Spacecraft Autonomous Decision-Planning for Collision Avoidance: a Reinforcement Learning Approach

The space environment around the Earth is becoming increasingly populated by both active spacecraft and space debris. To avoid potential collision events, significant improvements in Space Situational Awareness (SSA) activities and Collision Avoidance (CA) technologies are allowing the tracking and maneuvering of spacecraft with increasing accuracy and reliability. However, these procedures still largely involve a high level of human intervention to make the necessary decisions. For an increasingly complex space environment, this decision-making strategy is not likely to be sustainable. Therefore, it is important to successfully introduce higher levels of automation for key Space Traffic Management (STM) processes to ensure the level of reliability needed for navigating a large number of spacecraft. These processes range from collision risk detection to the identification of the appropriate action to take and the execution of avoidance maneuvers. This work proposes an implementation of autonomous CA decision-making capabilities on spacecraft based on Reinforcement Learning (RL) techniques. A novel methodology based on a Partially Observable Markov Decision Process (POMDP) framework is developed to train the Artificial Intelligence (AI) system on board the spacecraft, considering epistemic and aleatory uncertainties. The proposed framework considers imperfect monitoring information about the status of the debris in orbit and allows the AI system to effectively learn stochastic policies to perform accurate Collision Avoidance Maneuvers (CAMs). The objective is to successfully delegate the decision-making process for autonomously implementing a CAM to the spacecraft without human intervention. This approach would allow for a faster response in the decision-making process and for highly decentralized operations.
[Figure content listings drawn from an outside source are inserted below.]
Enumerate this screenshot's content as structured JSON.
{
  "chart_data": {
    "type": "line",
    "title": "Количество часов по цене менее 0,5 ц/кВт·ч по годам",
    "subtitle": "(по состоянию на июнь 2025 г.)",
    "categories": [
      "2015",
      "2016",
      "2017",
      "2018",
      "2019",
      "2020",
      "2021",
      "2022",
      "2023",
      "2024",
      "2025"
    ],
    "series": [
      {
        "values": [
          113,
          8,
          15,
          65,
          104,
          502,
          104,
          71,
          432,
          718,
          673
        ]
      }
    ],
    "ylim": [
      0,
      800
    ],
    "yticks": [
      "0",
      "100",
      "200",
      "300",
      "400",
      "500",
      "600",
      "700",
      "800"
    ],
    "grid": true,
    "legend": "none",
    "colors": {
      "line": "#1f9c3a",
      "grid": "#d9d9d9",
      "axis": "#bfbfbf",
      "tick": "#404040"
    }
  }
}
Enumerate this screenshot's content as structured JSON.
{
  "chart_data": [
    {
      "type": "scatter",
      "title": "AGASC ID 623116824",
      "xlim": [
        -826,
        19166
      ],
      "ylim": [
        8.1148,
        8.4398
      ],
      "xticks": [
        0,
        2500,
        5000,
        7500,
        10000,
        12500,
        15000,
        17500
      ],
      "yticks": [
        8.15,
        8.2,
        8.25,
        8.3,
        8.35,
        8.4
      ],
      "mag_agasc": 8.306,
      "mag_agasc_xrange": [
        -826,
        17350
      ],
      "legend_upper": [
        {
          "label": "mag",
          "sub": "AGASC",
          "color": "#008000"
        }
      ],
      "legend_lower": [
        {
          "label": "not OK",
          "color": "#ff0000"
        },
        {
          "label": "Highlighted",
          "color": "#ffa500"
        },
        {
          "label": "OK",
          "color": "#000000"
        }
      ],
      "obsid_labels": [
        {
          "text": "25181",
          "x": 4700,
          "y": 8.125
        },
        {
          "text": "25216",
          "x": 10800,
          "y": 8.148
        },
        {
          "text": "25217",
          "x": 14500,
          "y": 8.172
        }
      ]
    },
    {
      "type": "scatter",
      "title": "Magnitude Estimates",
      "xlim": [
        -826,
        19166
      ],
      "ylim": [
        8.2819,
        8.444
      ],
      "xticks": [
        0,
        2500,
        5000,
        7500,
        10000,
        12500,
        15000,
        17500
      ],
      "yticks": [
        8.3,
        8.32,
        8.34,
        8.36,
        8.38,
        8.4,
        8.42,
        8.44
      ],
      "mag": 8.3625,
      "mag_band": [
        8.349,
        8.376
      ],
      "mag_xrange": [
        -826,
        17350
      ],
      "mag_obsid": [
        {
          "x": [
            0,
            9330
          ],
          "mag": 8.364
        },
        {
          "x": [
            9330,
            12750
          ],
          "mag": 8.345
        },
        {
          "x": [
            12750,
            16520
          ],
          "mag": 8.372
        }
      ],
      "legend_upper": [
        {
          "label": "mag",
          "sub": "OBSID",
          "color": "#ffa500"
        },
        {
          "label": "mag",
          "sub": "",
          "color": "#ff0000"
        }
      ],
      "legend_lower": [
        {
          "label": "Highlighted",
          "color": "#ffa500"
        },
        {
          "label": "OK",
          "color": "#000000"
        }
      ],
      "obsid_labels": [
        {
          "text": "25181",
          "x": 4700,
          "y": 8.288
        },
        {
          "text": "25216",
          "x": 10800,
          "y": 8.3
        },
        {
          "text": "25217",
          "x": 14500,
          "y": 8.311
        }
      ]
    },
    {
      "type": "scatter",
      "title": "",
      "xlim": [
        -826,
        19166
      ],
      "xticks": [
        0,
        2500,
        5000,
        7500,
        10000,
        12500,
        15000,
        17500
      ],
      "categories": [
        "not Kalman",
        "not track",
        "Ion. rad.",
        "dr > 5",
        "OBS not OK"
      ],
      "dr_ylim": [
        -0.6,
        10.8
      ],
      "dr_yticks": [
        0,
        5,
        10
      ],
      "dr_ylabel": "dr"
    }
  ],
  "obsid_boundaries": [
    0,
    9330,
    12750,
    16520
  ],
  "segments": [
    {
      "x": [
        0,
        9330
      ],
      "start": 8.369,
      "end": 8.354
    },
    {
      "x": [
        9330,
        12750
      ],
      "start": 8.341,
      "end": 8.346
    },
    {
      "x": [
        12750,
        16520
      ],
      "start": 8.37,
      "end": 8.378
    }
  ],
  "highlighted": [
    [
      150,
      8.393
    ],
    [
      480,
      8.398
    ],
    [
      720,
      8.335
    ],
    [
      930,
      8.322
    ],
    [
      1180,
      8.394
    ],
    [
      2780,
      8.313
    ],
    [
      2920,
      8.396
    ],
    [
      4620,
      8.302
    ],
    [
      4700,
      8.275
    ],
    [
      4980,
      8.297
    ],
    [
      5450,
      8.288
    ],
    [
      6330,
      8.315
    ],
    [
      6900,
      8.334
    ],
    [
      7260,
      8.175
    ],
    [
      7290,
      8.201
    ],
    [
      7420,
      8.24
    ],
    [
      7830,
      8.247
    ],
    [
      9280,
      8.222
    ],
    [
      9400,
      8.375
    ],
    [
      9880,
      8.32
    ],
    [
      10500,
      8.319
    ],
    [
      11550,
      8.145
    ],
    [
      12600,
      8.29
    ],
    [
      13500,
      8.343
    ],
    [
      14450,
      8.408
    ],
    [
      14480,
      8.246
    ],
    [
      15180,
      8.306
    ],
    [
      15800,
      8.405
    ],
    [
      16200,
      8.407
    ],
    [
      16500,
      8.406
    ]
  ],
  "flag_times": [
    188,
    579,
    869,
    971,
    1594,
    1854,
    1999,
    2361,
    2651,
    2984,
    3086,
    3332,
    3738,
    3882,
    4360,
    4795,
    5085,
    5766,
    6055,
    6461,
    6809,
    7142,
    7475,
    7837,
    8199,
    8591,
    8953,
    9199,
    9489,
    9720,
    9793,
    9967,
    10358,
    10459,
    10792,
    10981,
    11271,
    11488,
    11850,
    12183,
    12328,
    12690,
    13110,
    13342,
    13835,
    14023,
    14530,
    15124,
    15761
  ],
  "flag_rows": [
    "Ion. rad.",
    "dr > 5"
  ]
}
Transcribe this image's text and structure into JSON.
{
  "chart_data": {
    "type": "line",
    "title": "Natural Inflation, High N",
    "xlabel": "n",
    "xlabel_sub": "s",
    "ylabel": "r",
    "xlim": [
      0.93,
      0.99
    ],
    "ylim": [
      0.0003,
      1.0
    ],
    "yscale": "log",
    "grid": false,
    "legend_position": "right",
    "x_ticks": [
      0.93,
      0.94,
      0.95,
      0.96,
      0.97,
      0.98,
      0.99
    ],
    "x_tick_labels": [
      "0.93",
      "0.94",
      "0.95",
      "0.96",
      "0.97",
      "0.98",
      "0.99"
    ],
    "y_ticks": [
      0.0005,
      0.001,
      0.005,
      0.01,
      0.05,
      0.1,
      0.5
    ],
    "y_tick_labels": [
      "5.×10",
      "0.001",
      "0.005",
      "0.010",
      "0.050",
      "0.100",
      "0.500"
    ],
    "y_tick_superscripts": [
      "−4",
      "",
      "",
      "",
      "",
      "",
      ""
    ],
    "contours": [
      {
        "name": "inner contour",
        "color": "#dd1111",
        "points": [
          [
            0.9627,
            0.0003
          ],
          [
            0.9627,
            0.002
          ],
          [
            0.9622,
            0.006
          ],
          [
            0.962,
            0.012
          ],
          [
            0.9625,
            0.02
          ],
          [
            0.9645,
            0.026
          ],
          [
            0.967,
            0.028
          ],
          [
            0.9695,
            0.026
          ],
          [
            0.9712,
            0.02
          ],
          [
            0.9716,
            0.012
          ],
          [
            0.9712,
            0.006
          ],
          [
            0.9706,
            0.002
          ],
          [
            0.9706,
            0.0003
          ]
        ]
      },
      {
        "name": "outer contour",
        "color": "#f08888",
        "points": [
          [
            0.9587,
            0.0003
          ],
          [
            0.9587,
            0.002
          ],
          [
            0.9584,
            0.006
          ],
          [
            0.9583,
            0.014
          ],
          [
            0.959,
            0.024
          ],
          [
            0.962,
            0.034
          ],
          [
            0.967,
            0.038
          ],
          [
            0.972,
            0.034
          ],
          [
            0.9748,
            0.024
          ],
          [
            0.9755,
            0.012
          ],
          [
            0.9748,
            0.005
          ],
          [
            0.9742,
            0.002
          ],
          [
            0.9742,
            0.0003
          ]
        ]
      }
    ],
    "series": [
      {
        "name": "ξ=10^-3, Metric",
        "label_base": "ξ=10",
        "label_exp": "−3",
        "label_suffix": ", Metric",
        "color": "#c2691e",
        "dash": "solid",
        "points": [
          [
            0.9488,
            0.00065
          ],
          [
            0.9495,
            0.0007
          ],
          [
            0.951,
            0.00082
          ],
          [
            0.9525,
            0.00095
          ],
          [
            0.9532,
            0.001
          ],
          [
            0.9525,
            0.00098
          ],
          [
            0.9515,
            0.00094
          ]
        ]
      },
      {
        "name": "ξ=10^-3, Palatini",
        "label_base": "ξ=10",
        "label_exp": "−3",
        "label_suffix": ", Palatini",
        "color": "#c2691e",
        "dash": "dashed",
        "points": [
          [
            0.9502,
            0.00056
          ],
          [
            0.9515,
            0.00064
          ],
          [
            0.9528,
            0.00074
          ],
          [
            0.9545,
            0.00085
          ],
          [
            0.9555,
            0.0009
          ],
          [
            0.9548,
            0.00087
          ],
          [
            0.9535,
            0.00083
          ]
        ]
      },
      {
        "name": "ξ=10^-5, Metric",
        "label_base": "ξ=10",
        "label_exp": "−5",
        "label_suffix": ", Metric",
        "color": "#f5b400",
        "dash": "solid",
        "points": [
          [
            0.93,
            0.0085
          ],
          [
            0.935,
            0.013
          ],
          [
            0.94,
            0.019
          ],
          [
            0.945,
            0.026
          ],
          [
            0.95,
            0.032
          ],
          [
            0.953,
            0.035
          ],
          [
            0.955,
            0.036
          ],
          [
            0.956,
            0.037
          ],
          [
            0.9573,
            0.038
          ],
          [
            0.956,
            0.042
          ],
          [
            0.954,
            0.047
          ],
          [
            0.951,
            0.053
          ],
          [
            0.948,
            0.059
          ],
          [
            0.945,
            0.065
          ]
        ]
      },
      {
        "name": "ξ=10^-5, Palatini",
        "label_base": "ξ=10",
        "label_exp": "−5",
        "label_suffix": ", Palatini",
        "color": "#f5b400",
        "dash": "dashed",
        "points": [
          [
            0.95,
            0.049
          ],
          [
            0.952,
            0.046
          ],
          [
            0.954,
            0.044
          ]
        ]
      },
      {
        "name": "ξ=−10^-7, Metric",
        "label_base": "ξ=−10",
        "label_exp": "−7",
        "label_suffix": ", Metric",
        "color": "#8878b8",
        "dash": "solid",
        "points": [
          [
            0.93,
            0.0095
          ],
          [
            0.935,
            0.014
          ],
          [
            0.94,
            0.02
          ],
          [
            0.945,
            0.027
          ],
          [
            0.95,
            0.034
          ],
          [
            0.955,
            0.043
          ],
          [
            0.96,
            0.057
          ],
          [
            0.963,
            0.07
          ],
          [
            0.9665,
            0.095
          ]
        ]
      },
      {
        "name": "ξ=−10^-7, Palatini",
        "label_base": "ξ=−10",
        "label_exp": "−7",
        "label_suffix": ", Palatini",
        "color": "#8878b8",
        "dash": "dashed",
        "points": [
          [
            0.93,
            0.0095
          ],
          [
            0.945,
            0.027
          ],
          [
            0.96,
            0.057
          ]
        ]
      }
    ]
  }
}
翻译：地球周围的空间环境正日益充斥着活跃航天器与空间碎片。为避免潜在碰撞事件，空间态势感知（SSA）活动及碰撞规避（CA）技术的显著进步使得对航天器的跟踪与机动控制更加精确可靠。然而，这些过程仍高度依赖人工干预以做出必要决策。对于日益复杂的空间环境，这种决策策略难以持续。因此，成功引入更高程度的自动化于关键空间交通管理（STM）流程至关重要，以确保在操控大量航天器时所需的可靠性水平。这些流程涵盖从碰撞风险检测、识别应采取的适当行动到执行规避机动。本文提出一种基于强化学习（RL）技术的航天器自主碰撞规避决策能力实现方案。基于部分可观测马尔可夫决策过程（POMDP）框架开发了一种新方法，用于训练航天器搭载的人工智能（AI）系统，并综合考虑认知不确定性及偶然不确定性。该框架考虑轨道碎片状态的监测信息不完善性，使AI系统能够有效学习随机策略以执行精确的碰撞规避机动（CAM）。目标是在无需人工干预的情况下，成功将自主实施碰撞规避机动的决策过程委托给航天器。该方法可加快决策过程响应速度，并实现高度分散化的运行操作。